Additional musicians
- Maggie Reilly – vocals on "Moonlight Shadow", "Foreign Affair", and "Mistake"
- Jon Anderson – vocals on "In High Places"
- Roger Chapman – vocals on "Shadow on the Wall"
- Simon Phillips – acoustic Tama drums (all tracks except "Mistake"), special effects; shaker on "Foreign Affair" and "Taurus 3"; finger-snaps, bells, tambourine, and boots on "Taurus 3"
- Anthony Glynne (credited as "Ant") – guitars on "Crises" and "Shadow on the Wall"
- Rick Fenn – guitar on "Crises"
- Phil Spalding – bass guitar on "Crises" and "Moonlight Shadow"
- Pierre Moerlen – vibraphone on "In High Places", percussion on "Mistake"
- Tim Cross - keyboards on "Mistake"
- Tim Renwick – guitars on "Mistake"
- Morris Pert – percussion & keyboards on "Mistake"
- Barry Palmer - vocals on "Mistake," lead vocals on "Crime of Passion"

Production
- Mike Oldfield – producer
- Nigel Luby – engineer
- Simon Phillips – co-producer, engineer (uncredited)

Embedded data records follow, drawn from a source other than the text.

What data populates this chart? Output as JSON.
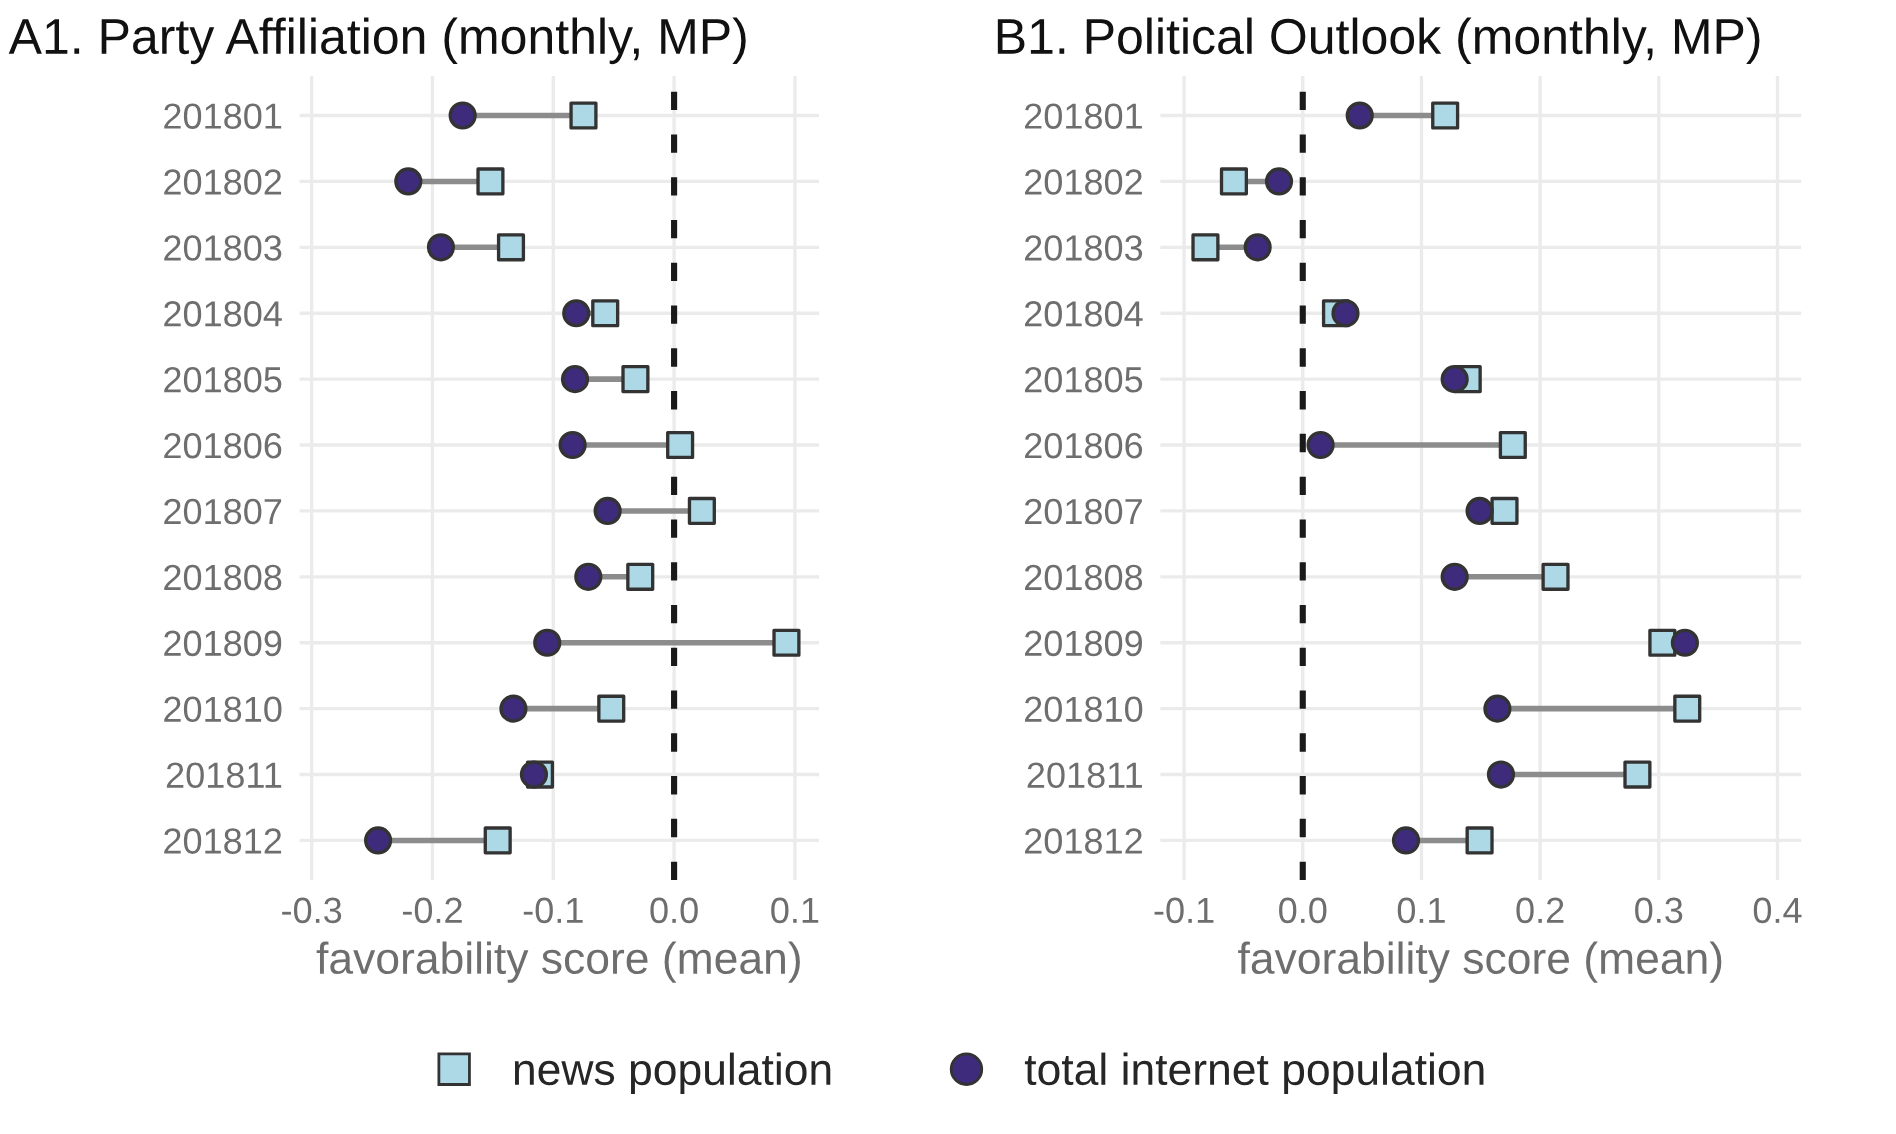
{
  "chart_data": [
    {
      "type": "scatter",
      "orientation": "horizontal",
      "title": "A1. Party Affiliation (monthly, MP)",
      "xlabel": "favorability score (mean)",
      "categories": [
        "201801",
        "201802",
        "201803",
        "201804",
        "201805",
        "201806",
        "201807",
        "201808",
        "201809",
        "201810",
        "201811",
        "201812"
      ],
      "series": [
        {
          "name": "news population",
          "color": "#add8e6",
          "marker": "square",
          "values": [
            -0.075,
            -0.152,
            -0.135,
            -0.057,
            -0.032,
            0.005,
            0.023,
            -0.028,
            0.093,
            -0.052,
            -0.111,
            -0.146
          ]
        },
        {
          "name": "total internet population",
          "color": "#3f2b7c",
          "marker": "circle",
          "values": [
            -0.175,
            -0.22,
            -0.193,
            -0.081,
            -0.082,
            -0.084,
            -0.055,
            -0.071,
            -0.105,
            -0.133,
            -0.116,
            -0.245
          ]
        }
      ],
      "xlim": [
        -0.31,
        0.12
      ],
      "xticks": [
        {
          "value": -0.3,
          "label": "-0.3"
        },
        {
          "value": -0.2,
          "label": "-0.2"
        },
        {
          "value": -0.1,
          "label": "-0.1"
        },
        {
          "value": 0.0,
          "label": "0.0"
        },
        {
          "value": 0.1,
          "label": "0.1"
        }
      ],
      "ref_lines": [
        {
          "axis": "x",
          "value": 0,
          "color": "#1a1a1a",
          "line_style": "dashed"
        }
      ],
      "grid": true,
      "legend": "bottom"
    },
    {
      "type": "scatter",
      "orientation": "horizontal",
      "title": "B1. Political Outlook (monthly, MP)",
      "xlabel": "favorability score (mean)",
      "categories": [
        "201801",
        "201802",
        "201803",
        "201804",
        "201805",
        "201806",
        "201807",
        "201808",
        "201809",
        "201810",
        "201811",
        "201812"
      ],
      "series": [
        {
          "color": "#add8e6",
          "marker": "square",
          "values": [
            0.12,
            -0.058,
            -0.082,
            0.028,
            0.139,
            0.177,
            0.17,
            0.213,
            0.303,
            0.324,
            0.282,
            0.149
          ]
        },
        {
          "color": "#3f2b7c",
          "marker": "circle",
          "values": [
            0.048,
            -0.02,
            -0.038,
            0.036,
            0.128,
            0.015,
            0.149,
            0.128,
            0.322,
            0.164,
            0.167,
            0.087
          ]
        }
      ],
      "xlim": [
        -0.12,
        0.42
      ],
      "xticks": [
        {
          "value": -0.1,
          "label": "-0.1"
        },
        {
          "value": 0.0,
          "label": "0.0"
        },
        {
          "value": 0.1,
          "label": "0.1"
        },
        {
          "value": 0.2,
          "label": "0.2"
        },
        {
          "value": 0.3,
          "label": "0.3"
        },
        {
          "value": 0.4,
          "label": "0.4"
        }
      ],
      "ref_lines": [
        {
          "axis": "x",
          "value": 0,
          "color": "#1a1a1a",
          "line_style": "dashed"
        }
      ],
      "grid": true
    }
  ]
}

== Mercury Records 2013 re-issue ==
Crises was re-issued by Mercury Records on 2 September 2013, along with Five Miles Out. It is available as a single CD, a 2CD Deluxe Edition (album disc and live highlights CD), a vinyl LP and a 5 disc (3 CD and 2 DVD) boxed set. The boxed set also includes a 32-page hardback book. There was also a 500 copy limited edition vinyl available on transparent green vinyl. The re-issue is also available as digital download in 16 and 24 bit 44.1 kHz FLAC/ALAC and 320 kbit/s MP3 in two versions. The super-deluxe edition contains the tracks of discs one through three, the LP contains the tracks of the single CD.

This reissue reached #30 in Germany's Media Control Charts in September 2013.

=== Track listing ===
==== Single disc edition ====
1. "Crises" (2013 Remaster) 20:57
2. "Moonlight Shadow" (2013 Remaster) 3:38
3. "In High Places" (2013 Remaster) 3:33
4. "Foreign Affair" (2013 Remaster) 3:53
5. "Taurus 3" (2013 Remaster) 2:25
6. "Shadow on the Wall" (2013 Remaster) 3:10
7. "Moonlight Shadow "(2013 Unplugged Mix) 3:35
8. "Shadow on the Wall" (2013 Unplugged Mix) 3:21
9. "Mistake" (2013 Remaster) 2:56
10. "Crime of Passion" (Extended Version / 2013 Remaster) 4:10
11. "Jungle Gardenia" (2013 Remaster) 2:46
12. "Moonlight Shadow" (12" single / 2013 Remaster) 5:15
13. "Shadow on the Wall" (12" single / 2013 Remaster) 5:09

==== Deluxe Edition ====

- Disc 1
  As per single disc edition

- Disc 2
Live Highlights from Wembley Arena 22 July 1983 Crises Tour
1. "Taurus I" 9:14
2. "Taurus II" 23:08
3. "Crises" 23:15
4. "Moonlight Shadow" 5:28
5. "Shadow on the Wall" 6:26
6. "Family Man" 4:14

==== 30th Anniversary Box Set ====

- Disc 1
  As per single disc edition

- Disc 2
Live at Wembley Arena 22 July 1983 Crises Tour
1. "Woodhenge" / "Incantations Part Three" 8:09
2. "Sheba" 3:23
3. "Ommadawn Part One" 8:52
4. "Mount Teidi" 4:10
5. "Five Miles Out" 5:03
6. "Tubular Bells Part One" 18:44

- Disc 3
  As per Deluxe edition Disc 2

- Disc 4 – DVD
1. "Crises" (Live at Wembley Arena) 22:35
2. "Tubular Bells Part One" (Live at Wembley Arena) 19:10
3. "Moonlight Shadow" 3:42
4. "Shadow on the Wall" 3:08
5. "Moonlight Shadow" (BBC Top of the Pops 23 June 1983) 3:15
6. "Crime of Passion" 3:42

- Disc 5 – DVD
2013 Remaster / 5.1 Surround Sound
1. "Crises" 20:38
2. "Moonlight Shadow" 4:00
3. "In High Places" 3:53
4. "Foreign Affair" 4:13
5. "Taurus 3" 2:50
6. "Shadow on the Wall" 5:13

=== Charts ===

| Chart (2013) | Peak position |
|---|---|
| Austrian Albums (Ö3 Austria) | 73 |
| French Albums (SNEP) | 144 |
| German Albums (Offizielle Top 100) | 20 |
| Spanish Albums (PROMUSICAE) | 39 |
| Swiss Albums (Schweizer Hitparade) | 87 |
| UK Albums (OCC) | 71 |

== Cover versions ==
A number of songs from Crises have been covered by numerous acts, with "Moonlight Shadow" being the most popular. Dance act Groove Coverage took their cover of "Moonlight Shadow" to number 3 in the German charts. A 2009 cover version of "Foreign Affair" by Belgian dance band Sylver spent 8 weeks in the top 10 of the Belgian single charts, peaking at #3.

American rapper Kanye West samples Oldfield's song "In High Places". West incorporated the song's chorus into his song "Dark Fantasy" from his 2010 album My Beautiful Dark Twisted Fantasy.